Reservist shares passion for fitness, promotes readiness

  • Published
  • By Senior Airman Shayna Hodge
  • 512th Airlift Wing

When she isn’t in uniform, Tech. Sgt. Katrina White said she enjoys sweating it out during the group fitness classes she instructs throughout the week.

In January 2020, the 512th Airlift Wing inspections coordinator became a certified group fitness instructor through the American Council on Exercise.

White’s passion for group fitness began in 2014, when she took a dance-inspired aerobics class.

“I had never gone to a fitness class before, but when I went to it, I loved it,” she said. “I enjoyed the energy and the camaraderie; it was so fun.”

When White’s class instructor could no longer teach twice a week, White said she decided to become an instructor herself.

“I wanted to be able to do the dance class as much as I wanted, and I realized I wanted to have my own class in a gym.”

With her intentions set, White said she set out to become a group instructor, but the COVID-19 pandemic began soon after she became a certified instructor.

White said she didn’t let the gym shutdowns stop her. During the pandemic, White led in-home and virtual classes for her family. She said her son-in-law was a faithful student during this time, which helped her fine tune her skills as an instructor.

With gyms now open, White instructs her own dance-style fitness class and other strength building classes. Her favorite class to teach is a martial arts-inspired combat class that combines moves from karate, taekwondo, boxing and kung fu.

White highlighted some of the benefits of participating in group fitness classes, such as making friends and developing accountability partnerships.

“When you work out with other people, it makes exercising more fun,” she said.

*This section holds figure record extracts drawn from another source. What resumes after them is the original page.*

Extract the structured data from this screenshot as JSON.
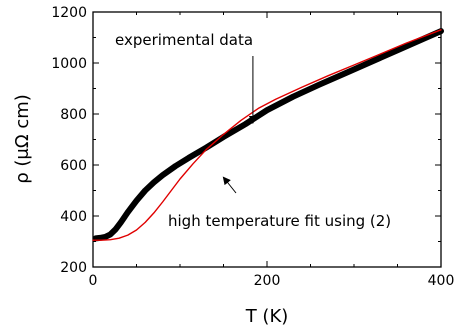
{
  "chart_data": {
    "type": "line",
    "xlabel": "T (K)",
    "ylabel": "ρ (μΩ cm)",
    "xlim": [
      0,
      400
    ],
    "ylim": [
      200,
      1200
    ],
    "xticks": [
      0,
      200,
      400
    ],
    "yticks": [
      200,
      400,
      600,
      800,
      1000,
      1200
    ],
    "grid": false,
    "series": [
      {
        "name": "experimental data",
        "color": "#000000",
        "style": "thick-points",
        "x": [
          3,
          8,
          14,
          20,
          26,
          32,
          40,
          50,
          60,
          70,
          80,
          95,
          110,
          130,
          150,
          175,
          200,
          230,
          260,
          290,
          320,
          350,
          380,
          400
        ],
        "y": [
          312,
          314,
          318,
          328,
          348,
          375,
          415,
          460,
          500,
          532,
          560,
          596,
          628,
          668,
          710,
          760,
          815,
          868,
          915,
          960,
          1005,
          1050,
          1095,
          1125
        ]
      },
      {
        "name": "high temperature fit using (2)",
        "color": "#e00000",
        "style": "line",
        "x": [
          0,
          10,
          20,
          30,
          40,
          50,
          60,
          70,
          80,
          90,
          100,
          115,
          130,
          150,
          170,
          190,
          210,
          240,
          270,
          300,
          330,
          360,
          400
        ],
        "y": [
          305,
          305,
          307,
          313,
          325,
          345,
          375,
          412,
          455,
          500,
          545,
          605,
          660,
          720,
          775,
          822,
          858,
          905,
          950,
          992,
          1035,
          1078,
          1130
        ]
      }
    ],
    "annotations": [
      {
        "text": "experimental data",
        "arrow_from": [
          93,
          1040
        ],
        "arrow_to": [
          93,
          780
        ]
      },
      {
        "text": "high temperature fit using (2)",
        "arrow_from": [
          168,
          450
        ],
        "arrow_to": [
          150,
          510
        ]
      }
    ]
  }
}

She also mentioned she’s proud to support individuals across all fitness levels and be a part of their fitness journeys.

White shared some of her own fitness journey. She said she faced a challenge when she joined the Air Force Reserve years after separating from active-duty service.

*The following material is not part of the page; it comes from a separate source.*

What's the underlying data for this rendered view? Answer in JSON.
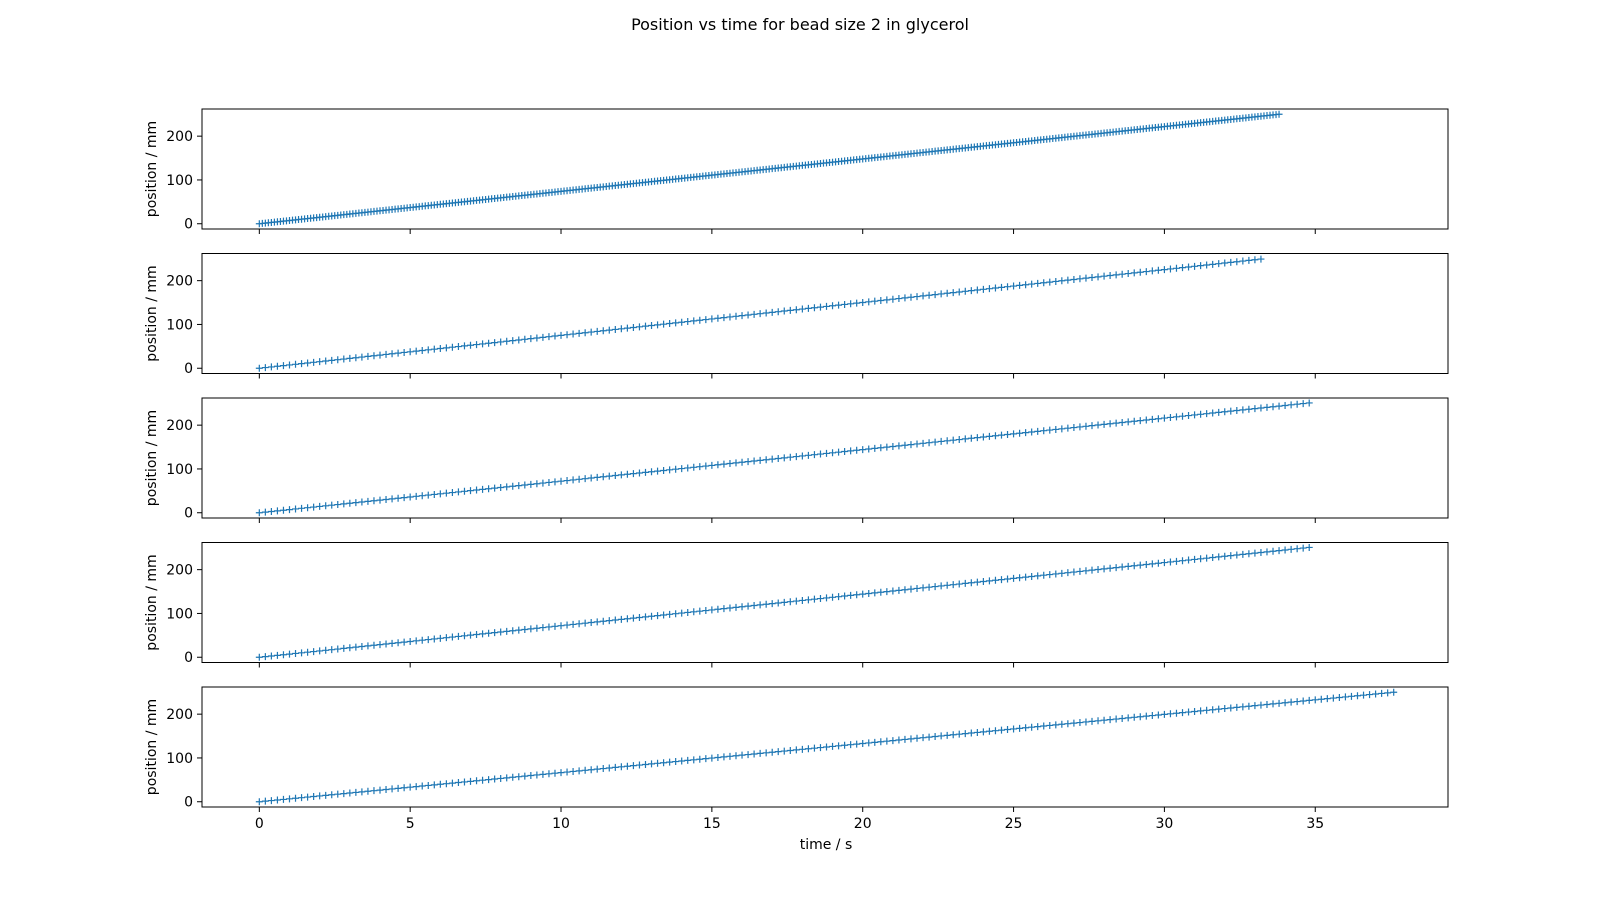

“I remember I was told I’d need to take a (physical training) test,” said White. “I thought, ‘I got this’”; but when I went home and tried to do a push up, I couldn’t do one. I’d lost some of my strength after being out of the service for so long.”

With a few weeks of preparation, White said she was able to pass her first fitness assessment.

White added she is now fully confident in her ability to pass PT tests since incorporating cardio and strength into her workout regime.

“I’m always ready for a test, because the physical activity I do outside of my military duty keeps me in shape,” said White. “The workouts I do along with my students enhance my cardio and strength.”

With over 14 years of active-duty and reserve service, White said she understands how significant physical fitness is to Airmen’s readiness.

“We’re supposed to be ready to do our jobs and deploy at any single moment,” said White. “If you’re not working out consistently, how can you be ready?”

White recommended Airmen exercise at least three times a week to maintain their fitness.

She recognized the hesitancy some have toward exercising in gyms or as part of a fitness class due to poor confidence in their fitness capabilities. However, she said she wants others to know that starting is the first step to improving fitness.

“Fitness is for everyone,” said White. “Never compare your fitness to someone else’s. It’s only you against you.”

White encouraged Airmen to consider hiring a personal trainer or following fitness videos if they don’t know how to create a workout routine. She also advocated for base gyms, stating the accessibility Airmen have makes them a great place to exercise.

In the future, White said she hopes to hold group fitness classes during the unit training assemblies.

“I want to provide Airmen with a way to keep up with their fitness during the UTA,” said White. “Hopefully, members will be inspired to join a fitness class and exercise regularly to strengthen their readiness.”